As the community of Christ Church, we have a responsibility to preserve this landmark, not only for our worship, but because of its significance as a community space for Gardiner-area residents,” says Christ Church’s donation page on its website.

Christ Church is known as a gathering space for the Gardiner community. Its bell tower houses an original bell from the Paul Revere and Son Foundry that for the last couple of centuries has been used as a call to worship, as well as to notify the community of fires, floods and, in the early 1800s, temperance meetings. Paul Revere was an industrialist and patriot best known for his 1775 Midnight Ride, when he rode on horseback to alert American colonial militia in Massachusetts that British soldiers were on their way to raid military supplies. The ride occurred just before the start of the Revolutionary War.

According to the Rev. Kerry Mansir, Christ Church’s rector, acute water damage has created hazardous cracks in the walls around the historic bell, but repairs need to start in the next two years, otherwise the bell tower will become too perilous to fix.

We just feel this responsibility as caretakers of this building now to do everything we can to keep, to restore it and have it be a historic landmark for a couple hundred more years, we hope,” Mansir told ABC affiliate WMTW.

Christ Church has been on the National Register of Historic Places since 1973, but to keep that status, repairers will have to restore the bell tower to its original structure, “brick by brick.”
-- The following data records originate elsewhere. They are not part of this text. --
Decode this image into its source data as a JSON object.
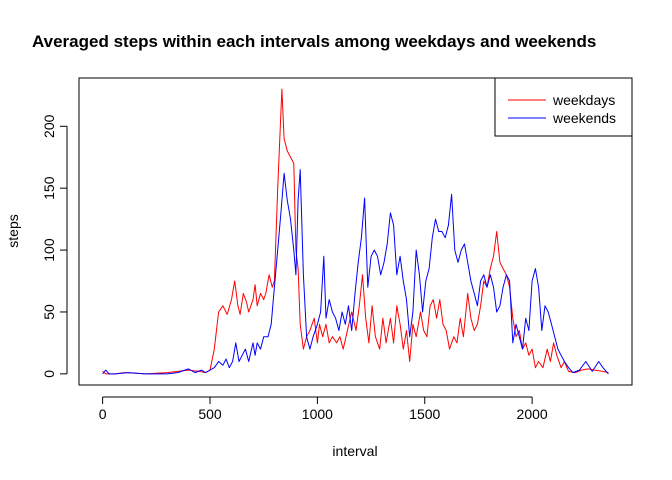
{
  "chart_data": {
    "type": "line",
    "title": "Averaged steps within each intervals among weekdays and weekends",
    "xlabel": "interval",
    "ylabel": "steps",
    "xlim": [
      -110,
      2465
    ],
    "ylim": [
      -9,
      239
    ],
    "x_ticks": [
      0,
      500,
      1000,
      1500,
      2000
    ],
    "y_ticks": [
      0,
      50,
      100,
      150,
      200
    ],
    "legend_position": "top-right",
    "series": [
      {
        "name": "weekdays",
        "color": "#ff0000",
        "points": [
          [
            0,
            2
          ],
          [
            15,
            0
          ],
          [
            30,
            0
          ],
          [
            45,
            0
          ],
          [
            60,
            0
          ],
          [
            100,
            1
          ],
          [
            200,
            0
          ],
          [
            300,
            1
          ],
          [
            400,
            3
          ],
          [
            450,
            2
          ],
          [
            480,
            1
          ],
          [
            500,
            3
          ],
          [
            520,
            20
          ],
          [
            540,
            50
          ],
          [
            560,
            55
          ],
          [
            580,
            48
          ],
          [
            600,
            60
          ],
          [
            615,
            75
          ],
          [
            630,
            55
          ],
          [
            640,
            48
          ],
          [
            655,
            65
          ],
          [
            670,
            58
          ],
          [
            680,
            50
          ],
          [
            700,
            60
          ],
          [
            710,
            72
          ],
          [
            720,
            55
          ],
          [
            735,
            65
          ],
          [
            750,
            60
          ],
          [
            760,
            65
          ],
          [
            775,
            80
          ],
          [
            790,
            70
          ],
          [
            800,
            75
          ],
          [
            815,
            150
          ],
          [
            825,
            190
          ],
          [
            835,
            230
          ],
          [
            845,
            190
          ],
          [
            860,
            180
          ],
          [
            875,
            175
          ],
          [
            890,
            170
          ],
          [
            900,
            100
          ],
          [
            910,
            85
          ],
          [
            920,
            40
          ],
          [
            935,
            20
          ],
          [
            950,
            30
          ],
          [
            965,
            35
          ],
          [
            985,
            45
          ],
          [
            1000,
            25
          ],
          [
            1010,
            40
          ],
          [
            1025,
            30
          ],
          [
            1040,
            40
          ],
          [
            1055,
            25
          ],
          [
            1070,
            30
          ],
          [
            1090,
            25
          ],
          [
            1105,
            30
          ],
          [
            1120,
            20
          ],
          [
            1140,
            35
          ],
          [
            1160,
            50
          ],
          [
            1180,
            35
          ],
          [
            1195,
            55
          ],
          [
            1210,
            80
          ],
          [
            1225,
            45
          ],
          [
            1240,
            25
          ],
          [
            1255,
            55
          ],
          [
            1270,
            30
          ],
          [
            1290,
            20
          ],
          [
            1305,
            45
          ],
          [
            1320,
            25
          ],
          [
            1340,
            45
          ],
          [
            1355,
            25
          ],
          [
            1370,
            55
          ],
          [
            1385,
            40
          ],
          [
            1400,
            20
          ],
          [
            1415,
            35
          ],
          [
            1430,
            10
          ],
          [
            1445,
            40
          ],
          [
            1460,
            30
          ],
          [
            1480,
            50
          ],
          [
            1495,
            35
          ],
          [
            1510,
            30
          ],
          [
            1525,
            55
          ],
          [
            1540,
            60
          ],
          [
            1555,
            45
          ],
          [
            1570,
            60
          ],
          [
            1585,
            40
          ],
          [
            1600,
            35
          ],
          [
            1615,
            20
          ],
          [
            1635,
            30
          ],
          [
            1650,
            25
          ],
          [
            1665,
            45
          ],
          [
            1680,
            30
          ],
          [
            1700,
            65
          ],
          [
            1715,
            45
          ],
          [
            1730,
            35
          ],
          [
            1745,
            40
          ],
          [
            1760,
            55
          ],
          [
            1775,
            75
          ],
          [
            1790,
            70
          ],
          [
            1805,
            85
          ],
          [
            1820,
            95
          ],
          [
            1835,
            115
          ],
          [
            1850,
            90
          ],
          [
            1865,
            85
          ],
          [
            1880,
            80
          ],
          [
            1895,
            70
          ],
          [
            1910,
            45
          ],
          [
            1925,
            30
          ],
          [
            1940,
            35
          ],
          [
            1955,
            20
          ],
          [
            1970,
            25
          ],
          [
            1985,
            15
          ],
          [
            2000,
            20
          ],
          [
            2015,
            5
          ],
          [
            2030,
            10
          ],
          [
            2050,
            5
          ],
          [
            2070,
            20
          ],
          [
            2085,
            10
          ],
          [
            2100,
            25
          ],
          [
            2115,
            15
          ],
          [
            2135,
            5
          ],
          [
            2150,
            10
          ],
          [
            2170,
            2
          ],
          [
            2200,
            1
          ],
          [
            2230,
            3
          ],
          [
            2260,
            4
          ],
          [
            2290,
            3
          ],
          [
            2330,
            2
          ],
          [
            2355,
            1
          ]
        ]
      },
      {
        "name": "weekends",
        "color": "#0000ff",
        "points": [
          [
            0,
            0
          ],
          [
            15,
            3
          ],
          [
            30,
            0
          ],
          [
            60,
            0
          ],
          [
            120,
            1
          ],
          [
            200,
            0
          ],
          [
            300,
            0
          ],
          [
            350,
            1
          ],
          [
            400,
            4
          ],
          [
            430,
            1
          ],
          [
            460,
            3
          ],
          [
            480,
            1
          ],
          [
            500,
            3
          ],
          [
            520,
            5
          ],
          [
            540,
            10
          ],
          [
            560,
            7
          ],
          [
            575,
            12
          ],
          [
            590,
            5
          ],
          [
            605,
            10
          ],
          [
            620,
            25
          ],
          [
            635,
            10
          ],
          [
            650,
            15
          ],
          [
            665,
            20
          ],
          [
            680,
            10
          ],
          [
            700,
            25
          ],
          [
            710,
            15
          ],
          [
            720,
            25
          ],
          [
            735,
            20
          ],
          [
            750,
            30
          ],
          [
            770,
            30
          ],
          [
            785,
            40
          ],
          [
            800,
            70
          ],
          [
            815,
            100
          ],
          [
            830,
            130
          ],
          [
            845,
            162
          ],
          [
            860,
            140
          ],
          [
            875,
            125
          ],
          [
            890,
            100
          ],
          [
            900,
            80
          ],
          [
            910,
            140
          ],
          [
            920,
            165
          ],
          [
            935,
            80
          ],
          [
            950,
            30
          ],
          [
            965,
            20
          ],
          [
            980,
            30
          ],
          [
            1000,
            40
          ],
          [
            1015,
            50
          ],
          [
            1030,
            95
          ],
          [
            1040,
            45
          ],
          [
            1055,
            60
          ],
          [
            1070,
            50
          ],
          [
            1085,
            45
          ],
          [
            1100,
            35
          ],
          [
            1115,
            50
          ],
          [
            1130,
            40
          ],
          [
            1145,
            55
          ],
          [
            1160,
            35
          ],
          [
            1175,
            65
          ],
          [
            1190,
            90
          ],
          [
            1205,
            110
          ],
          [
            1220,
            142
          ],
          [
            1235,
            70
          ],
          [
            1250,
            95
          ],
          [
            1265,
            100
          ],
          [
            1280,
            95
          ],
          [
            1295,
            80
          ],
          [
            1310,
            90
          ],
          [
            1325,
            105
          ],
          [
            1340,
            130
          ],
          [
            1355,
            120
          ],
          [
            1370,
            80
          ],
          [
            1385,
            95
          ],
          [
            1400,
            75
          ],
          [
            1415,
            60
          ],
          [
            1430,
            30
          ],
          [
            1445,
            50
          ],
          [
            1460,
            100
          ],
          [
            1475,
            80
          ],
          [
            1490,
            50
          ],
          [
            1505,
            75
          ],
          [
            1520,
            85
          ],
          [
            1535,
            110
          ],
          [
            1550,
            125
          ],
          [
            1565,
            115
          ],
          [
            1580,
            115
          ],
          [
            1595,
            110
          ],
          [
            1610,
            120
          ],
          [
            1625,
            145
          ],
          [
            1640,
            100
          ],
          [
            1655,
            90
          ],
          [
            1670,
            100
          ],
          [
            1685,
            105
          ],
          [
            1700,
            90
          ],
          [
            1715,
            75
          ],
          [
            1730,
            65
          ],
          [
            1745,
            55
          ],
          [
            1760,
            75
          ],
          [
            1775,
            80
          ],
          [
            1790,
            70
          ],
          [
            1805,
            80
          ],
          [
            1820,
            70
          ],
          [
            1835,
            50
          ],
          [
            1850,
            55
          ],
          [
            1865,
            70
          ],
          [
            1880,
            80
          ],
          [
            1895,
            75
          ],
          [
            1910,
            25
          ],
          [
            1925,
            40
          ],
          [
            1940,
            30
          ],
          [
            1955,
            20
          ],
          [
            1970,
            45
          ],
          [
            1985,
            35
          ],
          [
            2000,
            75
          ],
          [
            2015,
            85
          ],
          [
            2030,
            70
          ],
          [
            2045,
            35
          ],
          [
            2060,
            55
          ],
          [
            2075,
            50
          ],
          [
            2090,
            40
          ],
          [
            2105,
            30
          ],
          [
            2120,
            20
          ],
          [
            2135,
            15
          ],
          [
            2150,
            10
          ],
          [
            2170,
            5
          ],
          [
            2190,
            1
          ],
          [
            2220,
            3
          ],
          [
            2250,
            10
          ],
          [
            2280,
            2
          ],
          [
            2310,
            10
          ],
          [
            2330,
            5
          ],
          [
            2355,
            0
          ]
        ]
      }
    ]
  }
}
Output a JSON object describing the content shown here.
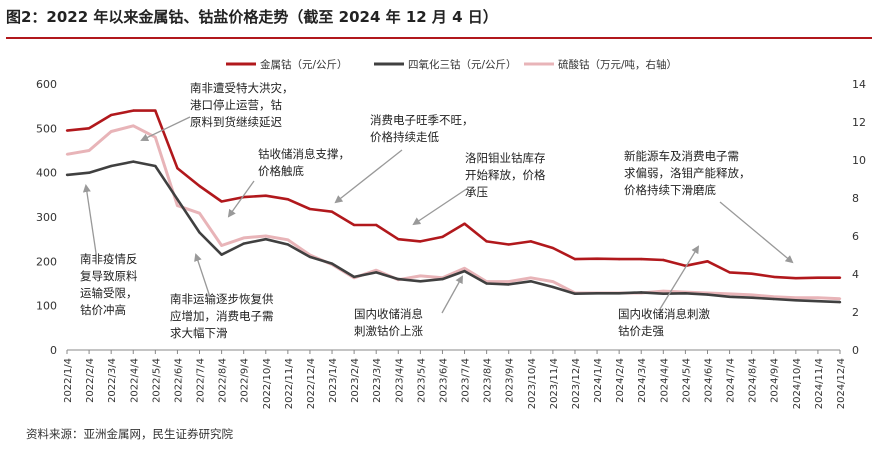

Christ Church is also hosting a Kentucky Derby charity event on May 6 to collect funds for bell tower repair. Various local businesses and organizations are sponsoring the fundraiser, which includes a charity auction.

“There is a piece of this, too, that recognizes the work of the church is ministry, and it’s hard to grasp raising this much money when there are so many needs in our community otherwise. But we do feel a responsibility to this building, to preserving what is a gift to us,” Mansir told NBC affiliate News Center Maine WCSH.